Madigan content juggling the numbers

Picture: Brendan Moran / SPORTSFILE

Another week, another new assignment for Ian Madigan.

Before yesterday, the 25-year old had featured at 10, 12 and 15 for Leinster. Last week brought his first taste of life off the bench this season when he managed nine minutes against South Africa. Yesterday brought with it a start for his country at out-half.

It’s a peripatetic lifestyle for any rugby player and it’s not by choice. It never is. Though he describes himself as an ‘employee’, and one who will work where and when he is told, he admits that his perfect number is ten.

“Look, you don’t just arrive in on the Monday at Carton House and write your name into the team sheet,” he explained when asked for the umpteenth time about his varied life across the back line. “If you could I’d be in early and put my name in at No. 10.

“I’m just looking to work closely with Matt (O’Connor at Leinster) and Joe (Schmidt) to manage the areas of the game that are close to our line, getting the exits right. I feel if I keep doing that and keep working hard as a player that the selections will follow.”

Madigan’s lack of game time in his favoured surrounds with the province has been a bone of contention for many Leinster fans this last two seasons and a significant injury list in recent months has seen him utilised away from that hub even more than before.

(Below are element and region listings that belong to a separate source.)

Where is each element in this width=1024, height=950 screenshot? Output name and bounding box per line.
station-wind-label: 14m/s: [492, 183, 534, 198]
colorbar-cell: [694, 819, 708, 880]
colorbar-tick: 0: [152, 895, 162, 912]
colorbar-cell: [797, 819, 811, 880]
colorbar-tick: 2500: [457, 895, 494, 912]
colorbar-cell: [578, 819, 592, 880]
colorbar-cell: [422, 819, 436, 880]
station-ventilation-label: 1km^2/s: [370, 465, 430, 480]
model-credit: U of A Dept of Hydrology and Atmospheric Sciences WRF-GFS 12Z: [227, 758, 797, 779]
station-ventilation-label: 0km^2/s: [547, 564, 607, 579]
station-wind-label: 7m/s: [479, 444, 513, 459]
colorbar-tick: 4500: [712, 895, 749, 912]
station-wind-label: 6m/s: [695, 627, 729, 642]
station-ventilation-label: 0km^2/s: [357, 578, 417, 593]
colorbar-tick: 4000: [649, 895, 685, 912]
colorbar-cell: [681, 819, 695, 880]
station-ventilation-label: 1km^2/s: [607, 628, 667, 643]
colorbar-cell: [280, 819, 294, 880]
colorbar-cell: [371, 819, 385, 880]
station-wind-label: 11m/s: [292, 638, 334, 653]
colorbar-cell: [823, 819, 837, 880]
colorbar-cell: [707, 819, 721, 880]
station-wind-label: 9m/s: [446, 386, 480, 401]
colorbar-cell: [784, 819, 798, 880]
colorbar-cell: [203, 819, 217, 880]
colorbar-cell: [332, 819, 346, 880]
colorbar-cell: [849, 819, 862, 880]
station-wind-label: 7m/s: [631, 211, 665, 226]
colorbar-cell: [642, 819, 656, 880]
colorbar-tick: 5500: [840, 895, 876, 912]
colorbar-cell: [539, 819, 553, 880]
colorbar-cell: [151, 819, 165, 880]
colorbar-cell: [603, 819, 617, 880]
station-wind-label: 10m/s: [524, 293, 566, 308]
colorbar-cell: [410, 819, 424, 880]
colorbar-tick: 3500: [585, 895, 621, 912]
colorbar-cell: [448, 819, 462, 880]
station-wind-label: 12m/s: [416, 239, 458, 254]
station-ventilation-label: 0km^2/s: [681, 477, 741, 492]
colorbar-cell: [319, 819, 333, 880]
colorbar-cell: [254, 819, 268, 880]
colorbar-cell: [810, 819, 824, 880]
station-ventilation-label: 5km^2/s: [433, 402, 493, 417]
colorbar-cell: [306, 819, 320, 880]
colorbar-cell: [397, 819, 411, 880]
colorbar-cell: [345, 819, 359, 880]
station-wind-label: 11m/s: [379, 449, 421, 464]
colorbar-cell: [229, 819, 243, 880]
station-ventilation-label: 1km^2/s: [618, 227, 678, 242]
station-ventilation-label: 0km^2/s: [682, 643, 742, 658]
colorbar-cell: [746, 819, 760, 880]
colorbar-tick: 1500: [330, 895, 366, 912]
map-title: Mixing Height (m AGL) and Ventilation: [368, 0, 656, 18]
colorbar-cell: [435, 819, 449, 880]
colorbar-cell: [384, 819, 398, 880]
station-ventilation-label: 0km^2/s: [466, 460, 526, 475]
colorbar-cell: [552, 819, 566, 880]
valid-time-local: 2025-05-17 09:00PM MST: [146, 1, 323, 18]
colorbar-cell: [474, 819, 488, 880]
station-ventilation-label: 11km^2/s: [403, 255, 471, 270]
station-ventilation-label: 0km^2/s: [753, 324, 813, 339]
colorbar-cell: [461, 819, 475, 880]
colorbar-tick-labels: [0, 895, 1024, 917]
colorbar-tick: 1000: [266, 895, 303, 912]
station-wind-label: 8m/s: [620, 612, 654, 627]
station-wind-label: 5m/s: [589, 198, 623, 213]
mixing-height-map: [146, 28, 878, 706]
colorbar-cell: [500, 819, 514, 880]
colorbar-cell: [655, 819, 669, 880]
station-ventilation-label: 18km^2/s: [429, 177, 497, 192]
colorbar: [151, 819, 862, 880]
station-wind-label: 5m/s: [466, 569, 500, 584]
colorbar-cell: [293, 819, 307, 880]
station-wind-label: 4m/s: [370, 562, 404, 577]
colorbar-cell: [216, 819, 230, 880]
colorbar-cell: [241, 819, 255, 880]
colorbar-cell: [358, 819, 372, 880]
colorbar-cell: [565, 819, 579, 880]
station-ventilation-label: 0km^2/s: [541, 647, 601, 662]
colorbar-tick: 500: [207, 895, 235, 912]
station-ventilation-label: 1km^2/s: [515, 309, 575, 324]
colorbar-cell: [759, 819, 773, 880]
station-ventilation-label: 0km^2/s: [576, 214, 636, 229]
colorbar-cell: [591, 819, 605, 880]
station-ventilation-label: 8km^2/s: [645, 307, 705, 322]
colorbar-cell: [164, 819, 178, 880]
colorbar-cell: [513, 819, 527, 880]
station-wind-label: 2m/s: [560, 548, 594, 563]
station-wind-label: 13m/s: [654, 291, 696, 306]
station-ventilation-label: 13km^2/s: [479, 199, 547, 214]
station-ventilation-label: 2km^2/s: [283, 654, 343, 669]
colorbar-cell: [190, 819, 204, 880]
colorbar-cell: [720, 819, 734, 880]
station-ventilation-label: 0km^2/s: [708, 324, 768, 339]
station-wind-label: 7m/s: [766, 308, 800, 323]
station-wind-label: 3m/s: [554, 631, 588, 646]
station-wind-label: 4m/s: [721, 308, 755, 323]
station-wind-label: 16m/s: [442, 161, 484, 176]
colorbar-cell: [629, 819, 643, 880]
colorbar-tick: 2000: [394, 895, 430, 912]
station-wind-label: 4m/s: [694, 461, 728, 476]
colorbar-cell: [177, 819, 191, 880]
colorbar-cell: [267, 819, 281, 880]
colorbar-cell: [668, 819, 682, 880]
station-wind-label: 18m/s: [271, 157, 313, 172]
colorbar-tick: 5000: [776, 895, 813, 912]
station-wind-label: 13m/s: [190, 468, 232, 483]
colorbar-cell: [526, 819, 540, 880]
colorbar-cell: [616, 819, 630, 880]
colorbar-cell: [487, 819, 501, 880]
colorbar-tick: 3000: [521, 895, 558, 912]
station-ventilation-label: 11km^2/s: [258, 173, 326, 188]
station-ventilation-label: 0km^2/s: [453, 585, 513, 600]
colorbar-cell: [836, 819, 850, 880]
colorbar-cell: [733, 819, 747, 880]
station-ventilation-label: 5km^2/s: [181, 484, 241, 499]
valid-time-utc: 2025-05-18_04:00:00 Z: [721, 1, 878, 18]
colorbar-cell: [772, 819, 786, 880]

With Jonathan Sexton firmly cemented into the seat at international level – and soon to return to Leinster — opportunities like this are few and far between even if the wholesale changes made by Schmidt to his team and squad in general can’t have helped.

Madigan, to his credit, didn’t use that as a crutch.

“Parts of it are difficult when you’re coming in with new guys. But then you go into the sub-units: Dave Foley calling the lineouts, Eoin (Reddan) inside me at scrum-half, and making sure everyone is singing off the same hymn sheet in the back-line. You can get things right that way.

“You probably have to do a bit more work behind the scenes, outside of training. I was lucky. I had Gordon (D’Arcy) outside me with whom I’ve played plenty of times with Leinster, and Eoin inside me, a player who I really look up to and someone who’s mentored me at Leinster.”

That honesty extends to his initial assessment of his own performance. Ireland were too frantic at times and lacked a ruthlessness, he said. There were more reasons than one for that but, as the team’s conductor, it was Madigan calling the tune.

That he stayed at ten for the 80 minutes was being interpreted by some as significant last night. Paddy Jackson has not gone away, but so his injury worries will, while Ian Keatley appeared for Ireland for the first time in five years.

The role of Sexton’s first lieutenant remains a contested one.

Still, Madigan’s opportunity is to be welcomed given the disparity in big-time experience in the role between Sexton and his would-be competitors for the jersey. Likewise the chance to run the rule over others for whom this game was more than just a filler.

“There were some positives, especially at the start of the second-half when we came out with some real energy,” said Madigan. “The maul was excellent, in fairness to the pack. It was definitely one of the positives. One of the work-ons for us was, in the first-half, when we got into their 22, we weren’t positive enough.

“We did well to get there but, once we did, our rucking wasn’t accurate enough and I don’t think we chose the right plays at times.

“It was certainly positive for us to correct that at half-time and get it right in the second-half. We have to be more clinical in their 22.”